そこで Neovim では CSS の position: relative
や position: absolute
のように位置基準でウィンドウの重なりを許すウィンドウレイアウトを実装しました.
何が良いのか
この機能の設計で特に優れていると感じる点は,レイアウト以外はほぼ完全に普通の Vim のウィンドウと同じところです.
- CUI で使える
- プラグイン開発者はウィンドウの開き方だけ分かれば,あとは普通の Vim のウィンドウと同様に扱える
- ウィンドウ内のコンテンツは普通の Vim のバッファなので,
setline()
などで自由に追加・変更・削除できる - filetype をセットしたり,自由にハイライトできる
- ウィンドウを開く以外はバルーンのような専用の API が要らない
この機能により,プラグイン開発者はウィンドウの上にオーバーレイするような UI を変なハックをしたり妥協することなく実装することができます. ぱっと思いつくのは
などに使えそうです.
使い方
フロートウィンドウを開くのには nvim_open_win()
,サイズや配置を変えるのには nvim_win_set_config()
を使います.
" 開くウィンドウの幅 let width = 40 " 開くウィンドウの高さ let height = 10 " ウィンドウを開いたあと,カーソルをそのウィンドウ内に移動するか let enter = v:true " カーソルを :wincmd やマウスでウィンドウ内に移動できるか let focusable = v:true " 何に対して相対的にウィンドウの配置位置を決めるか " - "editor": エディタのスクリーンに対して.スクリーン上の絶対座標で指定 " - "win": 現在のウィンドウ位置に対して.これを使う場合はオプションに 'win' というキーで別途対象ウィンドウのウィンドウ ID を指定する " - "cursor": カーソル位置に対して let relative = 'cursor' " 基準となるウィンドウの角を四隅のどこにするかを指定します(デフォルト "NW") " - "NW": 左上 " - "NE": 右上 " - "SE": 右下 " - "SW": 左下 let anchor = 'NW' " 'relative' で指定した位置に対する相対的なオフセット let row = 1 let col = 0 " Neovim 内ではなく,GUI フロントエンド側にウィンドウを出すよう依頼するか let external = v:false " 現在のバッファをフロートウィンドウで開く " カーソルのすぐ下に 40x10 のウィンドウが開かれる let win_id = nvim_open_win(bufnr('%'), enter, { \ 'width': width, \ 'height': height, \ 'relative': relative, \ 'anchor': anchor, \ 'row': row, \ 'col': col, \ 'external': external, \}) " 新しいバッファを開いたり enew " 普通に setline() を使ってコンテンツをセットしたり call setline('.', ['hello', 'world!']) " filetype を指定してハイライトを定義したり set filetype=ruby bufhidden=wipe nomodified buftype=nofile " フロートウィンドウを別のハイライトで描画したり set winhighlight=Normal:MyNormal,NormalNC:MyNormalNC " nvim_win_set_config() でウィンドウのレイアウトをやり直せる call nvim_win_set_config(win_id, { \ 'width': 60, \ 'height': 30, \ 'relative': 'editor', \ 'row': 10, \ 'col': 10, \})

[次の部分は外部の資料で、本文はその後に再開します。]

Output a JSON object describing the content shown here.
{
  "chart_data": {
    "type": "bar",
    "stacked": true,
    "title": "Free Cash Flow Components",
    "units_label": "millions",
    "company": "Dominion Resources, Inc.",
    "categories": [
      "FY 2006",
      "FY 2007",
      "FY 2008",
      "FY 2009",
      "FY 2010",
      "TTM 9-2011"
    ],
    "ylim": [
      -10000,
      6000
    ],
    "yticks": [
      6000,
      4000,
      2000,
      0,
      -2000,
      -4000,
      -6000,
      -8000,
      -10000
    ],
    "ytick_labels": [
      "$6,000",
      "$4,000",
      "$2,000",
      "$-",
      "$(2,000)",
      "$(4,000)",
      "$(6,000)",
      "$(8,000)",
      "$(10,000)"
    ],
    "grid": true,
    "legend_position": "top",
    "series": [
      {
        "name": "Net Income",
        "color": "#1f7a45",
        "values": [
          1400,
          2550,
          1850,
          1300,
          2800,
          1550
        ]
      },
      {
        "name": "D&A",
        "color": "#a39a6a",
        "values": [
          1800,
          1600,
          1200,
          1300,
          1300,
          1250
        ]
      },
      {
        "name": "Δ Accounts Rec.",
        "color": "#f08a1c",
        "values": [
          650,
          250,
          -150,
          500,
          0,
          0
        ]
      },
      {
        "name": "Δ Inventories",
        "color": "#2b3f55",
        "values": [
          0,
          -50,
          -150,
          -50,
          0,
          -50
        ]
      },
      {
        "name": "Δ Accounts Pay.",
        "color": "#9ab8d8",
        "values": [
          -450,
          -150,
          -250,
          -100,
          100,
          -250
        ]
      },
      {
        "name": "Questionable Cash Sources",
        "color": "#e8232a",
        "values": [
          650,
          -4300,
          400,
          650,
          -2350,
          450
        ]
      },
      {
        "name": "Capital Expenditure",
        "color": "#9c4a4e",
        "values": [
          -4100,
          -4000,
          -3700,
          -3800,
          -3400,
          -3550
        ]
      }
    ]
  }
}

フロートウィンドウにはボーダーが無いので,デフォルトのままではフロートウィンドウと下のウィンドウの境界がわかりません.なので特に最後の既存のウィンドウと別のハイライトで背景色を描画するのは重要です.また,フロートウィンドウ内で新しいバッファを開いた際はウィンドウを閉じると中身も自動で開放されるよう bufhidden=wipe
を指定しておきます.
nvim_win_set_config()
でウィンドウのレイアウトをやりなおすことができるので,これを使ってウィンドウのサイズ変更や位置変更をします.
ちなみに row
,col
,width
,height
がエディタのスクリーンからはみ出してしまってもエラーになりません.Neovim はなるべくウィンドウをスクリーン内に収めるように描画します.git-messenger.vim では現在のカーソル位置からポップアップを出すのに十分な幅・高さがあるかを確認し,カーソルの上下左右にフロートウィンドウを出し分けます.